Parque de diversiones

Ya sé que todo tiene su tiempo, ya sé que la decadencia es un estado natural, prólogo tantas veces de la desaparición o la muerte, ya sé que hay que decir adiós y seguir adelante… Pero a veces me cuesta. Si yo pudiera, viviera en algunos de mis recuerdos. De mis recuerdos felices, claro. Y mis más felices recuerdos son los de la infancia, como seguramente ya saben los lectores habituales de esta columna.

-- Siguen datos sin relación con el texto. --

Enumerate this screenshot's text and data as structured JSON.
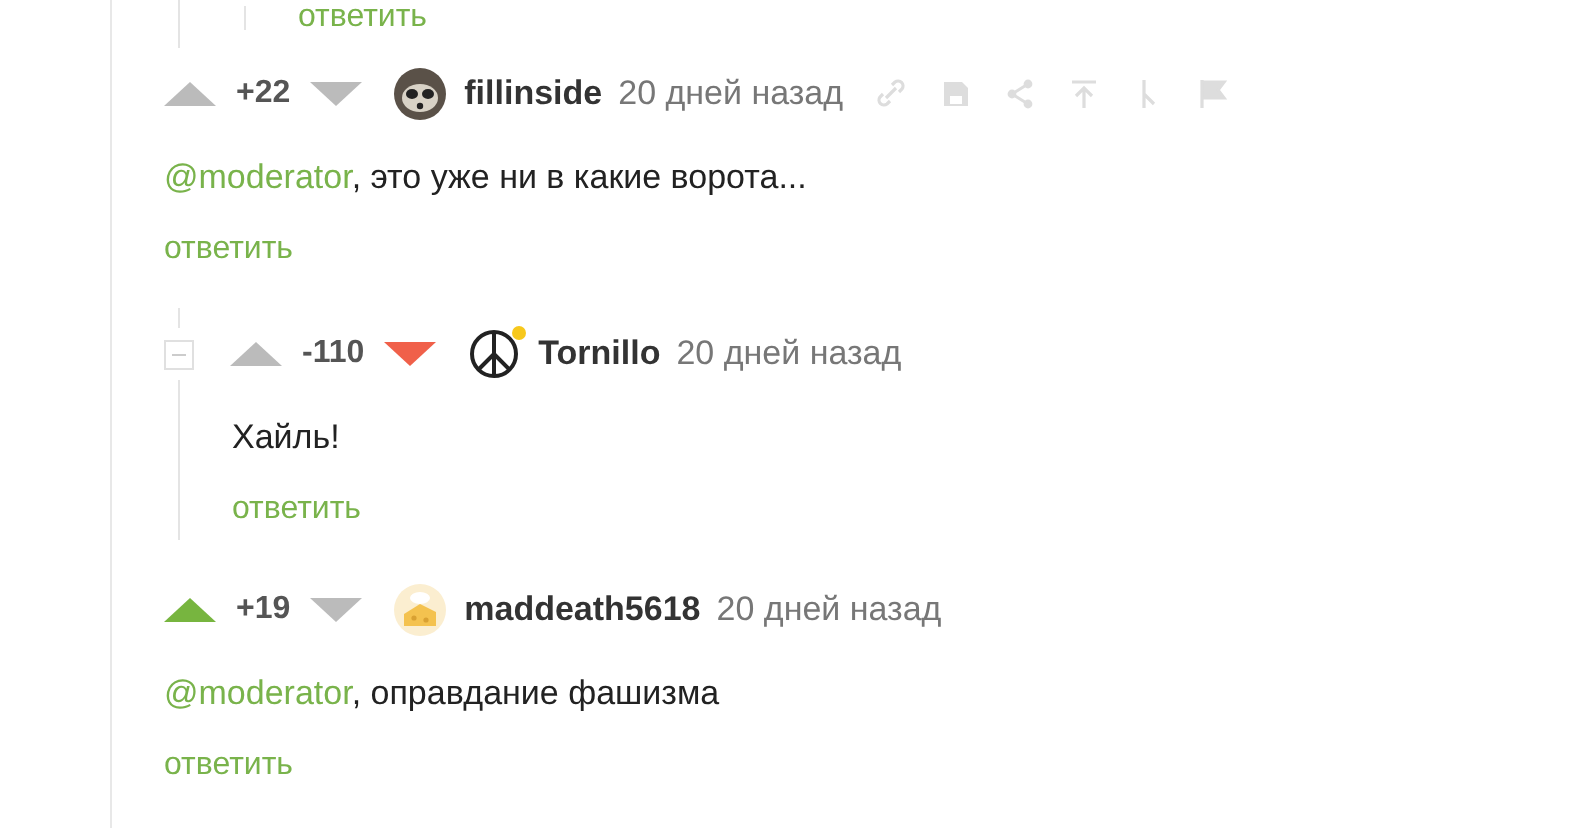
{
  "top_stub": {
    "reply": "ответить"
  },
  "comments": [
    {
      "score": "+22",
      "up_selected": false,
      "down_selected": false,
      "author": "fillinside",
      "time": "20 дней назад",
      "actions": true,
      "collapsible": false,
      "online": false,
      "text": "@moderator,  это уже ни в какие ворота...",
      "mention": true,
      "reply": "ответить",
      "children": [
        {
          "score": "-110",
          "up_selected": false,
          "down_selected": true,
          "author": "Tornillo",
          "time": "20 дней назад",
          "actions": false,
          "collapsible": true,
          "online": true,
          "text": "Хайль!",
          "mention": false,
          "reply": "ответить"
        }
      ]
    },
    {
      "score": "+19",
      "up_selected": true,
      "down_selected": false,
      "author": "maddeath5618",
      "time": "20 дней назад",
      "actions": false,
      "collapsible": false,
      "online": false,
      "text": "@moderator, оправдание фашизма",
      "mention": true,
      "reply": "ответить"
    }
  ]
}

De cuando en cuando regreso a Violeta, pueblo perdido en la inmensidad de la llanura avileña. De cuando en cuando me da por recorrer barrios y caminos ya casi olvidados, los mismos que recorría hace más de veinticinco años, cuando era un niño curioso e inquieto. Casi olvidados, pero atesorados en un rincón de la memoria. Es maravilloso ver cómo todo se va restaurando a la medida que revisitas ciertos lugares.

La última vez me decidí a acercarme a la casita donde viví mis primeros años. Una casita minúscula de madera, muy parecida a las que pintan los niños, pero sin la chimenea. Estaba allí, tal y como la recordaba, al final de un camino de tierra, rodeada de árboles.

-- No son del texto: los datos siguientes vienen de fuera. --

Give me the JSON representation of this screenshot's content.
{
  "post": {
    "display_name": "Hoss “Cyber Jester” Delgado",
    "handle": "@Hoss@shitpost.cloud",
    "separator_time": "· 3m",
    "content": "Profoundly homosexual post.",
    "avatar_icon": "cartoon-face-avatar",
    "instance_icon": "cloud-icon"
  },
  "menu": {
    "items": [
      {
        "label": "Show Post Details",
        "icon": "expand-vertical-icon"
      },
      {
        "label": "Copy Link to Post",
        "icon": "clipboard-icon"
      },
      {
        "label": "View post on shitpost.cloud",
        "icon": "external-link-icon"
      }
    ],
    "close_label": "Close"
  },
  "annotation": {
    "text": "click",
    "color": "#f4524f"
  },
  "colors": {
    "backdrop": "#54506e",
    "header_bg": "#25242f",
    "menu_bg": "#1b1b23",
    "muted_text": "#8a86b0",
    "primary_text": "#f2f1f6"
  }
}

Mi hermano no puede recordar esa casa porque nos fuimos de allí cuando él tenía tres años, pero yo ya tenía cinco, así que puedo evocar muchos momentos… Todavía me emociono cuando recuerdo el sonido de la lluvia sobre el techo de zinc; todavía me acuerdo del olor de las matas del portal.

No me detuve frente a la casa, me dio un poco de pena: ¿qué pensarían los nuevos propietarios? Seguí caminando y vi los patios de los vecinos, los árboles frutales y los jardines, los escondrijos donde jugábamos con los niños del barrio… ¿Cómo es posible que todo mantuviera un espíritu más de treinta años después?

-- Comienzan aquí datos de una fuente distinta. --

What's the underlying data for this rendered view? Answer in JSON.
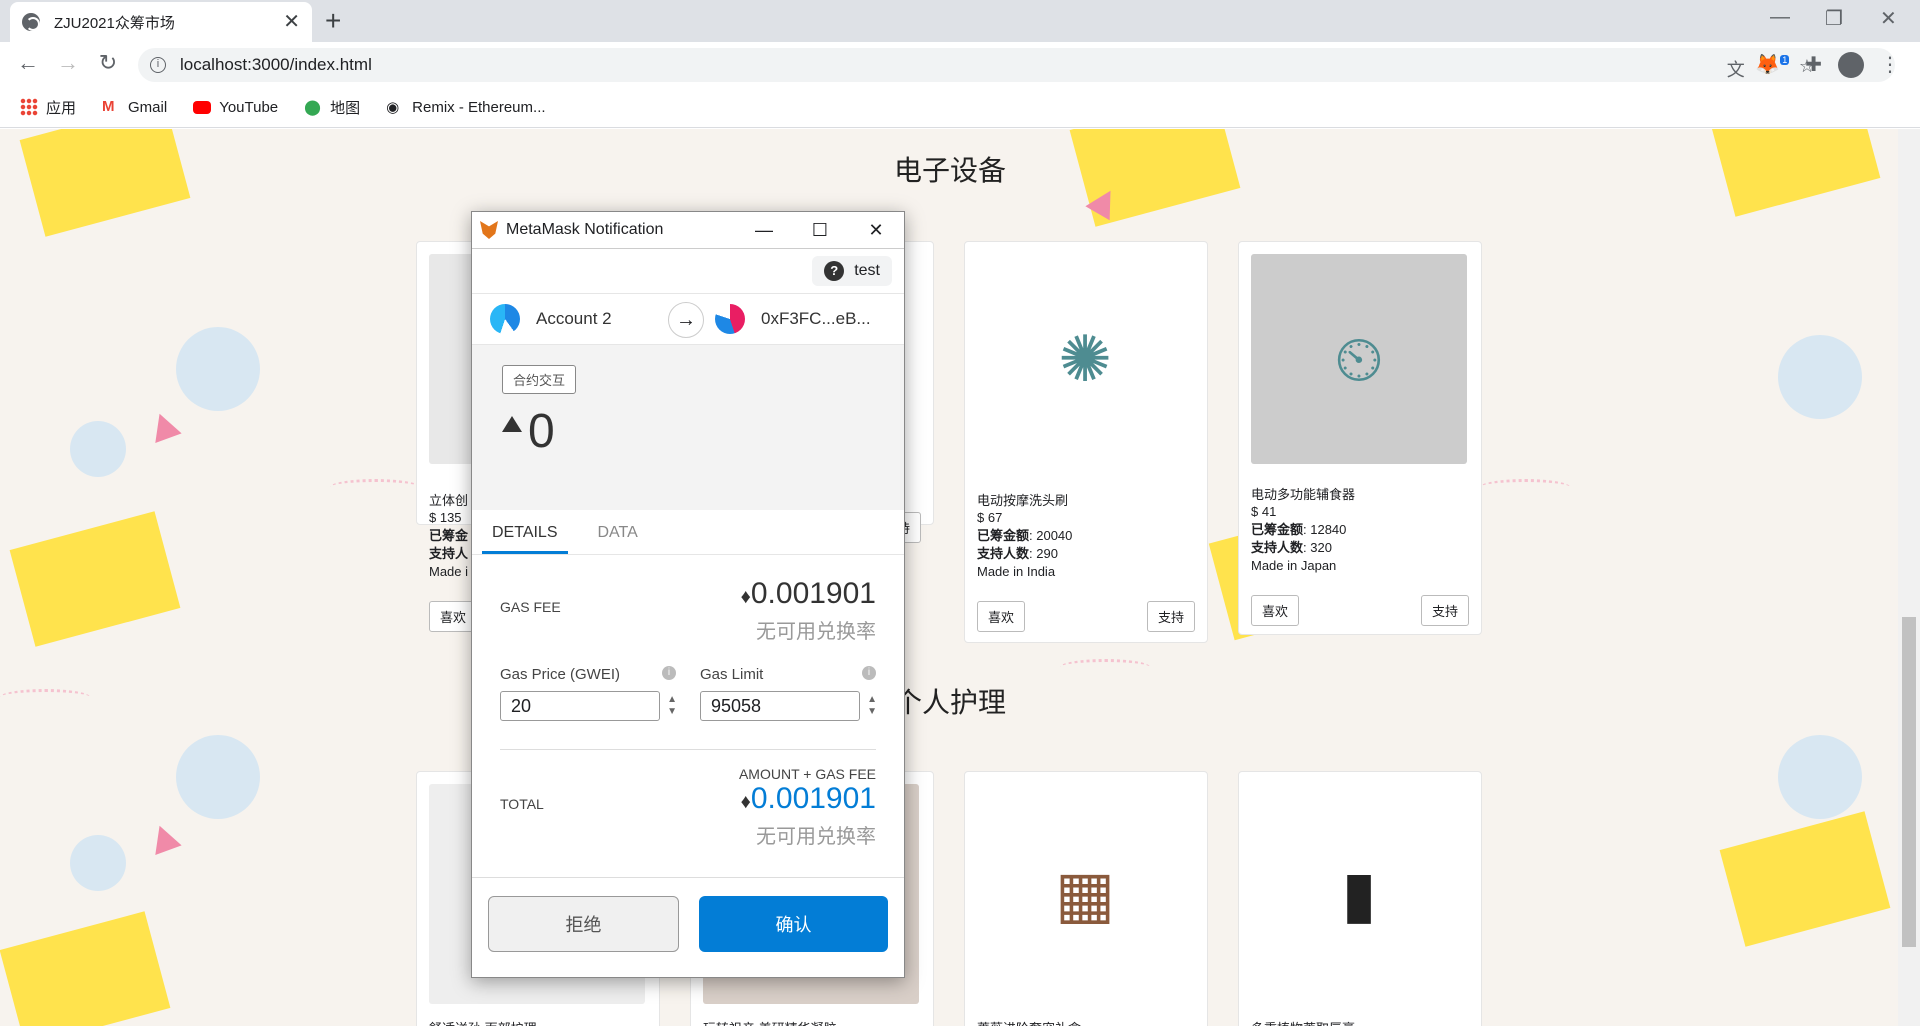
{
  "browser": {
    "tab_title": "ZJU2021众筹市场",
    "url": "localhost:3000/index.html",
    "bookmarks": [
      {
        "label": "应用"
      },
      {
        "label": "Gmail"
      },
      {
        "label": "YouTube"
      },
      {
        "label": "地图"
      },
      {
        "label": "Remix - Ethereum..."
      }
    ],
    "extension_badge": "1"
  },
  "page": {
    "sections": [
      {
        "title": "电子设备",
        "cards": [
          {
            "name": "立体创",
            "price": "$ 135",
            "raised_label": "已筹金",
            "backers_label": "支持人",
            "origin": "Made i",
            "like": "喜欢",
            "support": "支持"
          },
          {
            "name": "",
            "price": "",
            "raised_label": "",
            "backers_label": "",
            "origin": "",
            "like": "",
            "support": "持"
          },
          {
            "name": "电动按摩洗头刷",
            "price": "$ 67",
            "raised_label": "已筹金额",
            "raised": ": 20040",
            "backers_label": "支持人数",
            "backers": ": 290",
            "origin": "Made in India",
            "like": "喜欢",
            "support": "支持"
          },
          {
            "name": "电动多功能辅食器",
            "price": "$ 41",
            "raised_label": "已筹金额",
            "raised": ": 12840",
            "backers_label": "支持人数",
            "backers": ": 320",
            "origin": "Made in Japan",
            "like": "喜欢",
            "support": "支持"
          }
        ]
      },
      {
        "title": "个人护理",
        "cards": [
          {
            "name": "舒适送孙 面部护理"
          },
          {
            "name": "玩转祖亲 美研精华凝胶"
          },
          {
            "name": "蔷薇进阶奢宠礼盒"
          },
          {
            "name": "多重植物萃取唇膏"
          }
        ]
      }
    ]
  },
  "metamask": {
    "window_title": "MetaMask Notification",
    "network": "test",
    "from_account": "Account 2",
    "to_account": "0xF3FC...eB...",
    "tx_type": "合约交互",
    "amount": "0",
    "tabs": [
      "DETAILS",
      "DATA"
    ],
    "gas_fee_label": "GAS FEE",
    "gas_fee": "0.001901",
    "no_rate": "无可用兑换率",
    "gas_price_label": "Gas Price (GWEI)",
    "gas_price": "20",
    "gas_limit_label": "Gas Limit",
    "gas_limit": "95058",
    "amount_gas_label": "AMOUNT + GAS FEE",
    "total_label": "TOTAL",
    "total": "0.001901",
    "reject": "拒绝",
    "confirm": "确认",
    "accent": "#037dd6"
  }
}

Cuando vaya de nuevo, tendré que llevar mi cámara.

***

Andando y andando llegué al parque de diversiones de Violeta. Y esa es otra historia. El que fuera un lugar alegre y multicolor, hoy no es ni el pálido recuerdo de lo que fue. Es otra cosa, ya no es mi parque.

Ninguno de los aparatos funciona. Es más, han desaparecido algunos, como la estrella. (Desde allá arriba, cuando las cabinas llegaban al punto más alto de la esfera, se podía ver buena parte del pueblo).

De la cuadra de los ponis ya no quedan ni los cimientos. Y ahora que lo pienso, yo nunca me monté en un poni. Acostumbrado a montarme en el caballo moro de mi abuelo, me parecía un abuso cabalgar sobre caballos tan pequeños. Eso sí, sabía el nombre de todos los ponis de esa cuadra, y ahora me doy cuenta de que los he olvidado.

¿Y qué contarles de la gran atracción del lugar? Cientos de veces hice el viaje circular del trencito, que recorría todo el perímetro del parque. Calculo que sería apenas un kilómetro, pero no nos cansábamos de ver el mismo paisaje.

Había, incluso, un túnel oscurísimo, de apenas unos metros, que asustaba mucho a los niños más pequeños. El tren entraba haciendo sonar desesperadamente el silbato, que ahogaba los gritos de los pasajeros.

De ese tren apenas queda un vagón desenganchado y medio oxidado, detenido sobre la vía.

Subí al vagón, me senté en uno de los destartalados asientos, dejé pasar los minutos. Silencio. Soledad. Abulia. A lo lejos se escuchaban las risas de unos niños que jugaban pelota en medio de la calle.